Piyanonun ruhu dansa iteleyen notaları bir ipe sıralanmış gibi havaya karıştı. Sihirli bir parmak tuşlara can üflüyor kaçkın notaları dize getiriyordu. Müphem çevremde bir tur attı. Adımları acı verecek kadar aheste asaletinden kör edecek ahenkte zarifti. Bu aynı zamanda bir oda dolusu oksijenin ciğerlerime yetemediği ilk andı.
Alessia yirmili yaşlarda görünse de aslında binlerce yıl önce doğmuş Yaşam Kanı'dır. Günün birinde onu Doğa Ana yapan büyüsünü keşfeder ve evinin zemininde açılan bir delikten aşağı kirli sefil ve kurtarılmaya muhtaç olan Araf'a düşer. Bu topraklara ait olduğunu ve asırlardır büyülü evrenlerde tutsak edildiğini
öğrenmeden önce kaderi imkânsız aşkı Müphem'le birleşir.
Müphem Ambrose'un günlüğünü bulup Araf'ı kurtarmaya yemin etmiş ölümcül dokunuşlu Azrail'dir ve bu yüzden eldivenlerini asla çıkarmamaktadır. Alessia'nın teniyse eldivenleri yokken dokunabildiği tek tendir.

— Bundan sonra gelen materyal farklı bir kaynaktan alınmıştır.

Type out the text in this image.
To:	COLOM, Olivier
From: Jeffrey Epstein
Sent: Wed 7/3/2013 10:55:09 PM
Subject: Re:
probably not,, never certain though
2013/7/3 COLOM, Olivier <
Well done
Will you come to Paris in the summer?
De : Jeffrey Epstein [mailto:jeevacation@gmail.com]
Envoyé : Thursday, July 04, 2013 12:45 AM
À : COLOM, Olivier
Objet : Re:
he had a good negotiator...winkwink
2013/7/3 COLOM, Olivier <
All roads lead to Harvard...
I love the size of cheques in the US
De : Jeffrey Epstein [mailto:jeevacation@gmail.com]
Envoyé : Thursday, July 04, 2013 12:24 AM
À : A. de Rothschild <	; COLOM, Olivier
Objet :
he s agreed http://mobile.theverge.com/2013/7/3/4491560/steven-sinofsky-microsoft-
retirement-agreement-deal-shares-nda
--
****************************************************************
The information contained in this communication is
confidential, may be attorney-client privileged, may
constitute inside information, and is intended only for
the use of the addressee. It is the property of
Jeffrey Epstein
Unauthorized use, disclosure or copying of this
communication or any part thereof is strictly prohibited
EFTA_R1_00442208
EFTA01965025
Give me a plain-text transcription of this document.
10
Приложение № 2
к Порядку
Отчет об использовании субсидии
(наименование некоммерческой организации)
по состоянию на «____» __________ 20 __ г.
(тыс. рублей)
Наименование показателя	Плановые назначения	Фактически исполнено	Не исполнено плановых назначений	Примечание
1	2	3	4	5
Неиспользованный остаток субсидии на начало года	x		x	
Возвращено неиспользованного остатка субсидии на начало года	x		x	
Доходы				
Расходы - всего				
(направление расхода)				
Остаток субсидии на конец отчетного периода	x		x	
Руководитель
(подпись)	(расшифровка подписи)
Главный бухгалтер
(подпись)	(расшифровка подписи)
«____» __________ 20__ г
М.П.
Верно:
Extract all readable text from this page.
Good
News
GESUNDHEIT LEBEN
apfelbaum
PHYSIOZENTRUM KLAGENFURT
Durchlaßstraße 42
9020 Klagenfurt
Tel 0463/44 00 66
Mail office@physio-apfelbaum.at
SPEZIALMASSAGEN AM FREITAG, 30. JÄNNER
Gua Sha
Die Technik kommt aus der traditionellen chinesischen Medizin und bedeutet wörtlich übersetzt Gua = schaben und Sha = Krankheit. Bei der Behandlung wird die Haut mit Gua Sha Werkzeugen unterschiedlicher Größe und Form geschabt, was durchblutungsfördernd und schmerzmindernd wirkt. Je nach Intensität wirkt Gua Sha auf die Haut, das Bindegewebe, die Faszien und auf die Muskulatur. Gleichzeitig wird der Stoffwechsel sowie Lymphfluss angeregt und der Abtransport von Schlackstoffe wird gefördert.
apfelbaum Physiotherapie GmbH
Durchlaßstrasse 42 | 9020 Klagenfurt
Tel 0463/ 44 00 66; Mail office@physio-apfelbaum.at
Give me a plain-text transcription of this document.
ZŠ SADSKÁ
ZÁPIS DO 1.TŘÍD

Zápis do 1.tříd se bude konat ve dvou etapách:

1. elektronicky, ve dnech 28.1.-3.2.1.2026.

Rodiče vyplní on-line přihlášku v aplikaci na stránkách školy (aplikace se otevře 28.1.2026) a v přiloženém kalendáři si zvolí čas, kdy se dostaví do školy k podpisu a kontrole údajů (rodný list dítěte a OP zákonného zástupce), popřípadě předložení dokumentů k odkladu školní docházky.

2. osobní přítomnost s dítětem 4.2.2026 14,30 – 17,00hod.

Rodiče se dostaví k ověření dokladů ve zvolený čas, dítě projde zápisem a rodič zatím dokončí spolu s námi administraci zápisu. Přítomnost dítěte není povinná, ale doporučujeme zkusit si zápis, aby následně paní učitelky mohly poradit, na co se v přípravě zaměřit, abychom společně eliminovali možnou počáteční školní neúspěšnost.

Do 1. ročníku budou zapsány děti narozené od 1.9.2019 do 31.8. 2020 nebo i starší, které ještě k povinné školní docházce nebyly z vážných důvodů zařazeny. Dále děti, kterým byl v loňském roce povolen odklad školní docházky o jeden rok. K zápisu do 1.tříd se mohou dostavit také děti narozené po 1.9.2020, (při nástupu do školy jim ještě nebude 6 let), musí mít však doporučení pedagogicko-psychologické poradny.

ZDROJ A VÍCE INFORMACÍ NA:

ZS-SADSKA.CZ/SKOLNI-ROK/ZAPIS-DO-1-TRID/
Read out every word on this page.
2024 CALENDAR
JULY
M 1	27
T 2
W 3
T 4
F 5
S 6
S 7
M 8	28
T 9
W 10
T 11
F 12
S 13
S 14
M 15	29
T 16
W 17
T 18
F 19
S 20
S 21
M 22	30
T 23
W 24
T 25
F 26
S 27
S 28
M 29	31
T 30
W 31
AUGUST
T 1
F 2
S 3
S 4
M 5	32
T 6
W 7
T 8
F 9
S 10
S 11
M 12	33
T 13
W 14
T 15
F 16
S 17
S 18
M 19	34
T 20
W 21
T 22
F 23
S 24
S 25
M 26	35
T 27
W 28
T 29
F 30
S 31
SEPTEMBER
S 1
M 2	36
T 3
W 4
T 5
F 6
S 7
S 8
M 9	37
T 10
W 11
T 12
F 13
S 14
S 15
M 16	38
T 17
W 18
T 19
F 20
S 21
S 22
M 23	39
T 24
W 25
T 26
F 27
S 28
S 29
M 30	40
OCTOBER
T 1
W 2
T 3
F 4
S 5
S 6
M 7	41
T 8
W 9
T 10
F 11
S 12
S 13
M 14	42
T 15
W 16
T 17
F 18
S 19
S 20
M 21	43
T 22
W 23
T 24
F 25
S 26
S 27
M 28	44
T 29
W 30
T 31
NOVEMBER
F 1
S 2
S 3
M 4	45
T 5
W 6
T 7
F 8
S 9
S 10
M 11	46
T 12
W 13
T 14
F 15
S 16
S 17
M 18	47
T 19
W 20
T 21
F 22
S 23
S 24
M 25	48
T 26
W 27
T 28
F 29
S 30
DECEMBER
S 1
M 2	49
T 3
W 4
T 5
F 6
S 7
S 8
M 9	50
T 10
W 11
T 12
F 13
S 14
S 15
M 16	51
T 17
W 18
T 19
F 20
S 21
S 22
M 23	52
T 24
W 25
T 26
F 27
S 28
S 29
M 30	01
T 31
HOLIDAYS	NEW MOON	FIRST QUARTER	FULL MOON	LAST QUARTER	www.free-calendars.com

Araf ruh yiyen bir imparatorun elindedir. Üstelik asırlardır hiçbir ruh cennet veya cehenneme gidememiştir çünkü imparator ruhlarla besleniyordur. Her biri Yaşam Kanı'nın yani Alessia'nın bir gün bu topraklara hayat getirmesini bekliyordur. Araf'ın kaderi Ambrose'un kayıp günlüğüne bağlıdır. Kurtuluşu arzulayan herkes
bu günlük için seferber olurken içinde yazanları okuyabilecek tek kişi Alessia'dır. Alessia ölü diyarın ölü topraklarını Müphem'le birlikte kötü kaderinden kurtaracak mıdır yoksa bu mahkûmiyeti sessizce izlemek zorunda mı kalacaktır?